More exotic reactions (e.g. p-B11) have been proposed, where almost no energy is in the form of neutrons. Theoretically, you could then use electrostatic devices to capture the energy directly without any of the mess with Carnot efficiency. However, getting p-B11 fusion going is much harder than d-t.
"Can Nuclear fusion bail out our ship before it sinks?" No.
"Can Nuclear Fusion help us re-float our ship after its sunk?" Maybe.
At this point, we don't have new fission plants being built, and we're converting all the coal plants to run on natural gas, which is just going to jack up the prices for consumers who use it for heat.
The time to fix this was 5 decades ago.
Even if nuclear had 0 environmental impact during production, which is absolutely not the case, we still must cool down the planet.
We need energy sources that work by CAPTURING energy that otherwise would be turned into atmospheric heat.
SPARC doesn't seem to publish such numbers, but ITER, which is aiming for Q ~ 10 is going to be nowhere near to generating net energy, so SPARC's 2 < Q < 10 is unlikely to be able to do it either.
Edit: ITER is also going for Q~=10
Carbon Capture is what will matter. Carbon taxes are an interesting attempt at political solutions, but this requires coordination between Russia, CCP, and the USA. We need something that can be done despite what other foreign powers can be made to do, lest we want to wage WW3 over this.
Carbon Capture is also proportionately underfunded compared to renewables. Global warming is not something that will stop when we stop being bad; it has momentum. Greenhouse gases are like a blanket we’ve been wrapping around ourselves. We have to unwrap to get back to normal: carbon capture.

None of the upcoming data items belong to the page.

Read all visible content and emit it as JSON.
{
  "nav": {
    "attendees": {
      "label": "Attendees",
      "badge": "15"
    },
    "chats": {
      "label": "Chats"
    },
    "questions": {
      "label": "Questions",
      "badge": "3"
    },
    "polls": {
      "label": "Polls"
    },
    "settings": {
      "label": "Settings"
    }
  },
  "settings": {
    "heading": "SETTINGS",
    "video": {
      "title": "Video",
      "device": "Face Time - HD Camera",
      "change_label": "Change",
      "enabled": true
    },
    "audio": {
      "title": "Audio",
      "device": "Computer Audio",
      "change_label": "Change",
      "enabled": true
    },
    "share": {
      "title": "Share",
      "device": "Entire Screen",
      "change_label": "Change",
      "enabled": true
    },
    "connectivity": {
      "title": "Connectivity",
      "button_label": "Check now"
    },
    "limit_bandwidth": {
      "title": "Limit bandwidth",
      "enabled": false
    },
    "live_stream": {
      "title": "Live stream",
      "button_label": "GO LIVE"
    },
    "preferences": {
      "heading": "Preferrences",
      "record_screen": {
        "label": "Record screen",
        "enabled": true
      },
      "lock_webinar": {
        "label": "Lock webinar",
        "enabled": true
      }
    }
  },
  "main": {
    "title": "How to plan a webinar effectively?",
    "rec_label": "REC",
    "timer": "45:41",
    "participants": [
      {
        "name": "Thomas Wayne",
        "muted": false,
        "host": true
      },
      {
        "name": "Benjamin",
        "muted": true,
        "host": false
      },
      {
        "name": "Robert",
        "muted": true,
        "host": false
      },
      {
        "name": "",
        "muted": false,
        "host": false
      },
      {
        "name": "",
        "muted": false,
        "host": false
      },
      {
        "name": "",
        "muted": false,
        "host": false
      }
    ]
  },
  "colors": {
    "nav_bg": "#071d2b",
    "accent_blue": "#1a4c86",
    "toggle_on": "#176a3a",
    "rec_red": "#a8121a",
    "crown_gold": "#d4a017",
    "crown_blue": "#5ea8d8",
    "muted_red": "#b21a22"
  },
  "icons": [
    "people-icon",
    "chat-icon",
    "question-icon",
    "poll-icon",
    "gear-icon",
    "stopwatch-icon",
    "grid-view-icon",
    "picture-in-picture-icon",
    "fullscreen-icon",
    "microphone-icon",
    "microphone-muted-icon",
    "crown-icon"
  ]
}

Climate change is an emergency, one that we're far behind on tackling. Talking about future technologies that are many decades away (if ever) is the opposite of helpful.
Imagine in 1943 the headline:
"Can hypersonic missiles put the brakes on Hitler's Army?"
And more to the point, nobody waited for nukes. The allies tackled the problem with the tools they had available at the time, and made use of the nukes when they were ready.
edit: the comparable timeline would be "currently approved power plants that are planning construction could put the brakes on climate change", I mean, if it were true. Because deadlines for substantial impact on climate change are "next few years, decade or two tops", and fusion will be ready far too late.